Dieu qui est partout ne nous quitte jamais.
Cependant il semble parfois absent.
Et si nous ne le connaissons pas bien, nous ne comprenons pas qu’il peut être plus proche de nous lorsqu’il est absent que lorsqu’il est présent.
Il y a deux sortes d’absences de Dieu. L’une nous condamne, l’autre nous sanctifie.
Dans le premier cas, il est présent, mais on se prive de lui pour une idole.
Dans le second cas, il est présent, et sa présence est affirmée et honorée par l’absence de tout le reste. Bien qu’invisible, il est plus proche de nous que nous ne sommes nous-mêmes.
Quiconque cherche à l’attraper et à le garder le perd. Il est comme le vent qui souffle où il veut.
Vous qui l’aimez devez l’aimer comme venant d’une destination inconnue et repartant vers un lieu que vous ignorez.
Dieu s’approche de nos esprits en s’en éloignant.
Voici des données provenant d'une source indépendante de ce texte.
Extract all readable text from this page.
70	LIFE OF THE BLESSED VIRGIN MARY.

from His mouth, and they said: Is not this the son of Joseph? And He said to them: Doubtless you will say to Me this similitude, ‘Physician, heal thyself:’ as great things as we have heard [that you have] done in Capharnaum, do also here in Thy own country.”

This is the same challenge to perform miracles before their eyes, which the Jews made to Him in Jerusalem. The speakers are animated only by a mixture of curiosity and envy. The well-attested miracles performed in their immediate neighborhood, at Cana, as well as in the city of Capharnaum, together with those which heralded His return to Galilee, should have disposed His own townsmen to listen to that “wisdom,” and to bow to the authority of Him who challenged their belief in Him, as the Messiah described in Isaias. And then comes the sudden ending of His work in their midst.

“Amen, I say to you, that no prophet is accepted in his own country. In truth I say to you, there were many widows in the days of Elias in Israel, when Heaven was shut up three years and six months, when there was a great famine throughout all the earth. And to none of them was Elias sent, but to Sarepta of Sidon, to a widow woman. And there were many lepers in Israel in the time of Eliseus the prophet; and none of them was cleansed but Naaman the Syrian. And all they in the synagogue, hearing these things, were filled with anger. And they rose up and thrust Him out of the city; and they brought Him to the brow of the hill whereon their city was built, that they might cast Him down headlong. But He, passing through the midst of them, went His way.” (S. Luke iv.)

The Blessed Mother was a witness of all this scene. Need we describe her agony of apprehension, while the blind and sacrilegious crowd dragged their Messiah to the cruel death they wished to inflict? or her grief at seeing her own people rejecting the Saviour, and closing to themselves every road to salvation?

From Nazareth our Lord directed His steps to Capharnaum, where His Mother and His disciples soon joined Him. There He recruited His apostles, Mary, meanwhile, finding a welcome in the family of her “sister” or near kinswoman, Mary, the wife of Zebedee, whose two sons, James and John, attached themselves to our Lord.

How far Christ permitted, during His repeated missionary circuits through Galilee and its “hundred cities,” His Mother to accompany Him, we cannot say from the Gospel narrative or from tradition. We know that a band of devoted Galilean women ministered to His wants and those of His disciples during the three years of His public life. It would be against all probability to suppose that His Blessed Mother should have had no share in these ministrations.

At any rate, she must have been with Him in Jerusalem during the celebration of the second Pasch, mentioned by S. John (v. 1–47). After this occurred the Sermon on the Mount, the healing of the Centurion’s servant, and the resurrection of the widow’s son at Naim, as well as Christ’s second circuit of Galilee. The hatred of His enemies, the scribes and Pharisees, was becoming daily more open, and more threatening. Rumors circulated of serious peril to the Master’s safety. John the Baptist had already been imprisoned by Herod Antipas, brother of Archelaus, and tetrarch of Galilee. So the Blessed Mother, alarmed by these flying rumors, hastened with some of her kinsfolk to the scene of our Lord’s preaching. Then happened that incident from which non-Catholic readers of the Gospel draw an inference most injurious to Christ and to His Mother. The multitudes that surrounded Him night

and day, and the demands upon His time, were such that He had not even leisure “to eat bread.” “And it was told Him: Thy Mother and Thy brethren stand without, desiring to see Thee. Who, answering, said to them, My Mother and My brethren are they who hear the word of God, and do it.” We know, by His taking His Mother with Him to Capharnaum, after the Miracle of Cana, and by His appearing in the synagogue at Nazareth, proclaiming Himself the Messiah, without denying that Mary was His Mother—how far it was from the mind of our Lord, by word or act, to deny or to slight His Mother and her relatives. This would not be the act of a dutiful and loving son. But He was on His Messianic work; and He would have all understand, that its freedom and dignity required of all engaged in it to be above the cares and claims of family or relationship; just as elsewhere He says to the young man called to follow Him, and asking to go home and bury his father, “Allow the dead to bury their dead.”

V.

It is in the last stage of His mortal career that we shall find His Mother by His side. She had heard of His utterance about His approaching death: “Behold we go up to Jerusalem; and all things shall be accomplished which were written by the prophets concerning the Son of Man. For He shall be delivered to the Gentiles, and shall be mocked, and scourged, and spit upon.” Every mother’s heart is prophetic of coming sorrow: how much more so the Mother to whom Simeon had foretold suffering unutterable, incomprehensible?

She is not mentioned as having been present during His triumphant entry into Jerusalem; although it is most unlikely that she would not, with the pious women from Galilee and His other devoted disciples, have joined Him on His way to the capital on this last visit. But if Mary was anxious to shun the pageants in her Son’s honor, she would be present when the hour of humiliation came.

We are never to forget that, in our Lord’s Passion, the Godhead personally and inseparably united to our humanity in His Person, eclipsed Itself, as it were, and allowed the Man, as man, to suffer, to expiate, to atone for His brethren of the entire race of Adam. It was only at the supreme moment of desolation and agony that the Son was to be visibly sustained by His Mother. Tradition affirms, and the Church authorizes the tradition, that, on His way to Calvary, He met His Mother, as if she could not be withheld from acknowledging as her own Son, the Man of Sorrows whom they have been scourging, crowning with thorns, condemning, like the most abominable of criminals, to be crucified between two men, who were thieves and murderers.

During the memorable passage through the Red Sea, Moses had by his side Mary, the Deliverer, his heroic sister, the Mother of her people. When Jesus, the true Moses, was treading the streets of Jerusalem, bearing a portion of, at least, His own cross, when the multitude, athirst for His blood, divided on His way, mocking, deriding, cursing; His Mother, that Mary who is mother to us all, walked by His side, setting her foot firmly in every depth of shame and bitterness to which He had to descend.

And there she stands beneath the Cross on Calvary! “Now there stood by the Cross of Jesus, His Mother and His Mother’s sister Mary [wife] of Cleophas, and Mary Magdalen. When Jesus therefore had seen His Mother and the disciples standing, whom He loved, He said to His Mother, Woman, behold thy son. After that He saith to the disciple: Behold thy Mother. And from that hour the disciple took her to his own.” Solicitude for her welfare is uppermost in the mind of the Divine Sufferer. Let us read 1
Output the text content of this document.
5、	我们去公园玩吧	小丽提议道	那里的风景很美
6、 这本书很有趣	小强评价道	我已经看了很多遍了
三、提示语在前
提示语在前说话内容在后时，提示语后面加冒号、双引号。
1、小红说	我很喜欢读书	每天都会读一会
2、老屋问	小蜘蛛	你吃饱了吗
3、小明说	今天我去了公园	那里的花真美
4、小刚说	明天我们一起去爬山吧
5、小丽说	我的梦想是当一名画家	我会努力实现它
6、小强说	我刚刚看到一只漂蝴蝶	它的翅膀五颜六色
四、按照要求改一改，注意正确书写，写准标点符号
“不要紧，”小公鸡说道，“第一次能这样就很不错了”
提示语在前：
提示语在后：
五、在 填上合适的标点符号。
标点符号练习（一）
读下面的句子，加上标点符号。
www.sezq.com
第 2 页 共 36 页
Nous ne pourrons jamais le connaître pleinement si nous le considérons comme un objet de capture, qui peut être enfermé dans l’enceinte de nos propres idées.
Tout homme devient l’image du Dieu qu’il adore.
Celui qui adore une chose morte devient une chose morte.
Celui qui aime la corruption pourrit.
Celui qui aime les choses périssables vit dans la crainte de les voir périr.
Le contemplatif qui cherche à emprisonner Dieu dans son cœur, devient prisonnier dans ses étroites limites et le Seigneur s’évade et le laisse à sa prison, à sa réclusion, à son recueillement mort.
Celui qui laisse sa liberté au Seigneur l’adore et reçoit la liberté des enfants de Dieu.
Il aime comme aime le Seigneur et sera emporté, captif de l’invisible liberté divine.